Is Yeshiva University Religious? And Other Questions About Freedom…
In recent months, American courts have continued to grapple with the size, scope, and even the definition of religious freedom. For Christians who believe that religious liberty for all is a public good, there’s good news and bad news.
09/14/22
John Stonestreet Maria Baer
Religious liberty is a human right. So why are American courts so confused?
In recent months, American courts have continued to grapple with the size, scope, and even the definition of religious freedom. For Christians who believe that religious liberty for all is a public good, there’s good news and bad news.
The good news includes the decision from the Fifth Circuit two weeks ago in the case of Franciscan Alliance, a group of Catholic hospitals and doctors that sued the federal government in 2016. Rules issued from the Biden Administration would have forced doctors within Franciscan Alliance to perform so-called “transition surgeries” on patients with gender dysphoria, as well as provide abortions for patients who requested them. Lawyers for the hospital system argued that these procedures are violations of the oath doctors take to “do no harm” to their patients, and therefore a violation of the doctors’ religious freedom. Thankfully, the Fifth Circuit respected Supreme Court precedent and ruled in favor of Franciscan Alliance.
The bad news includes a case out of New York, in which a trial court ruled that Yeshiva University, a Jewish school in New York City, must allow an LGBTQ club to establish on campus. The university argued the club’s mission openly violated the school’s religious beliefs about sexuality. In a particularly bizarre ruling, a judge sided with the LGBTQ club by reasoning that Yeshiva University is not a religious institution. “Yeshiva” is the Hebrew word for “a school that studies the Talmud,” or ancient rabbinic writings on Scripture. Still, the judge cited Yeshiva University’s charter, which refers to the school as an “educational institution,” as evidence that the school therefore cannot be religious.
The question at the heart of each of these cases is the same: What does it mean to be religious?
Though it is good news for everyone, doctors and patients, that Franciscan Alliance will not be forced to mutilate bodies in the name of “transgender medicine,” the judge in this case ruled explicitly that the government could not violate these doctors’ religious beliefs. It is not good news that the reality that men and women are different is being denied, or that bodies are being mutilated and called “healthcare,” or that opposing being involved is reduced to a “religious belief.” In the same way, the idea that we should not take the life of a child in or out of a mother’s womb should be obvious, not reduced to merely “religious.”
In one sense, every law is religious in the sense that they are predicated on some view of the universe, human nature, and morality. They assume that certain things ought to be done and others ought not to be done. Everything we do, including where we work, what we value, and how we raise our kids, is built upon moral beliefs about the world, whether Christian or not. Even if we don’t always act consistently with those beliefs, religious liberty ensures the right to call upon these views inside and outside of Church, synagogue, mosque, or Twitter.
In our culture, however, certain views are designated “religious” and others are not. Therefore, the “religious” views are considered biased exceptions to be tolerated. In fact, progressive judges and administrations often deem policy positions they don’t like as “religious” as a way of suggesting they should not be taken seriously in the public square. In other words, taking innocent human life and mutilating healthy bodies are presented as the “obviously right” views, and opposing these horrors is dismissed as “religious.”

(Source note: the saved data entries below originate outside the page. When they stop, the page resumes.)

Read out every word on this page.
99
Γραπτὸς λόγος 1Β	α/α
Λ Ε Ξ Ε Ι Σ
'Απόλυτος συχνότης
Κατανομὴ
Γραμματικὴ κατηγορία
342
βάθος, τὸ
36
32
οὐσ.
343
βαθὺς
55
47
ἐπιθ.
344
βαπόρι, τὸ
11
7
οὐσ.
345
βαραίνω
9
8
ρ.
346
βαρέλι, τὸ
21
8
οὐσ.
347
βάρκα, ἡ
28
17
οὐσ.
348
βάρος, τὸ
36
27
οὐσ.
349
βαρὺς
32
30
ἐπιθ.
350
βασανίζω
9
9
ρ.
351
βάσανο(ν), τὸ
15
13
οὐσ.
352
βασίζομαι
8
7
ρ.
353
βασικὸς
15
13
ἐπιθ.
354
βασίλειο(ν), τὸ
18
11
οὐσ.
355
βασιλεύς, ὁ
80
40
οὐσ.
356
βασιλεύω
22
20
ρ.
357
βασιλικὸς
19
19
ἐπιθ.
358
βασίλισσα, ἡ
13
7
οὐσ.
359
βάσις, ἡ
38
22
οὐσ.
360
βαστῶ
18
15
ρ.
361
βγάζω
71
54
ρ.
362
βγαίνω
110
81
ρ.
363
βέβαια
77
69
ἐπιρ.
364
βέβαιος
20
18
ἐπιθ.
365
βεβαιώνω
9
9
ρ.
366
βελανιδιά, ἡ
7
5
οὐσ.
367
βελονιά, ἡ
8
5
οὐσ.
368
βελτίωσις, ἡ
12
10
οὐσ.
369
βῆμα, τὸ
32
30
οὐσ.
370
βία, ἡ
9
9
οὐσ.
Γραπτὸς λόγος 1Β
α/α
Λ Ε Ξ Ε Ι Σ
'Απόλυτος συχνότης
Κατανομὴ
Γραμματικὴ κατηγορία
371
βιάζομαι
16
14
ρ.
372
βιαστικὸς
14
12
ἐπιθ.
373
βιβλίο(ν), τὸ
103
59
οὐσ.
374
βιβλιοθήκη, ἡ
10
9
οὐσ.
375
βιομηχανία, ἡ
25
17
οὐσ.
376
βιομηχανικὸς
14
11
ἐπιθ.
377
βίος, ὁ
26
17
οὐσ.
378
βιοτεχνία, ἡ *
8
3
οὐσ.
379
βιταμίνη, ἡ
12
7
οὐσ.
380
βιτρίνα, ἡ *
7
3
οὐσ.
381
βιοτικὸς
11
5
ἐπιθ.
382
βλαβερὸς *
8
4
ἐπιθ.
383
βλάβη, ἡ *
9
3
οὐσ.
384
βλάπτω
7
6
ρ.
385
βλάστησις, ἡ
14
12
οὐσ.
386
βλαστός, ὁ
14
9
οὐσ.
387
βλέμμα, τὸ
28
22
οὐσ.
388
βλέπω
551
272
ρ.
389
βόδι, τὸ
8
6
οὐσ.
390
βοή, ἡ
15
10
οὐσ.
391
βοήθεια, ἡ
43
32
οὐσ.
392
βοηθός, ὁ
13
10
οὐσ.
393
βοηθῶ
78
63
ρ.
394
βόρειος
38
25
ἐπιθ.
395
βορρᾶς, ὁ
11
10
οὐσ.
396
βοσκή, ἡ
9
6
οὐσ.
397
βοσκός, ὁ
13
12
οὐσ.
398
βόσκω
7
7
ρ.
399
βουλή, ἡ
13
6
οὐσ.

All of which says a lot about the moral status of our culture. Further, it misunderstands the meaning of “religious” and leads to obvious violations of religious liberty. Christian doctors within the Franciscan Alliance cannot leave their worldviews at the operating room door. Yeshiva University doesn’t stop being religious when it educates. In fact, it educates because it is religious.
The Supreme Court, at least currently, recognizes this reality, but some lower courts do not. Thus, the absurd ruling that claims Yeshiva University is not religious because it educates, or the one in Colorado which held that a Christian school chaplain wasn’t in a “religious position,” or the lower court ruling from a few years ago that attempted to force a group of Catholic nuns to pay for abortion and contraception.
In such a conflicted time, Christians must, more and more, live like Christians. We must compellingly demonstrate that the resurrected Christ we worship in one building one morning a week shapes how we live and act in any other building every other day of the week. And we continue to defend religious liberty as a public good for all people.
About this, the U.S. Constitution is clear. Hopefully, our nation’s courts will gain clarity too.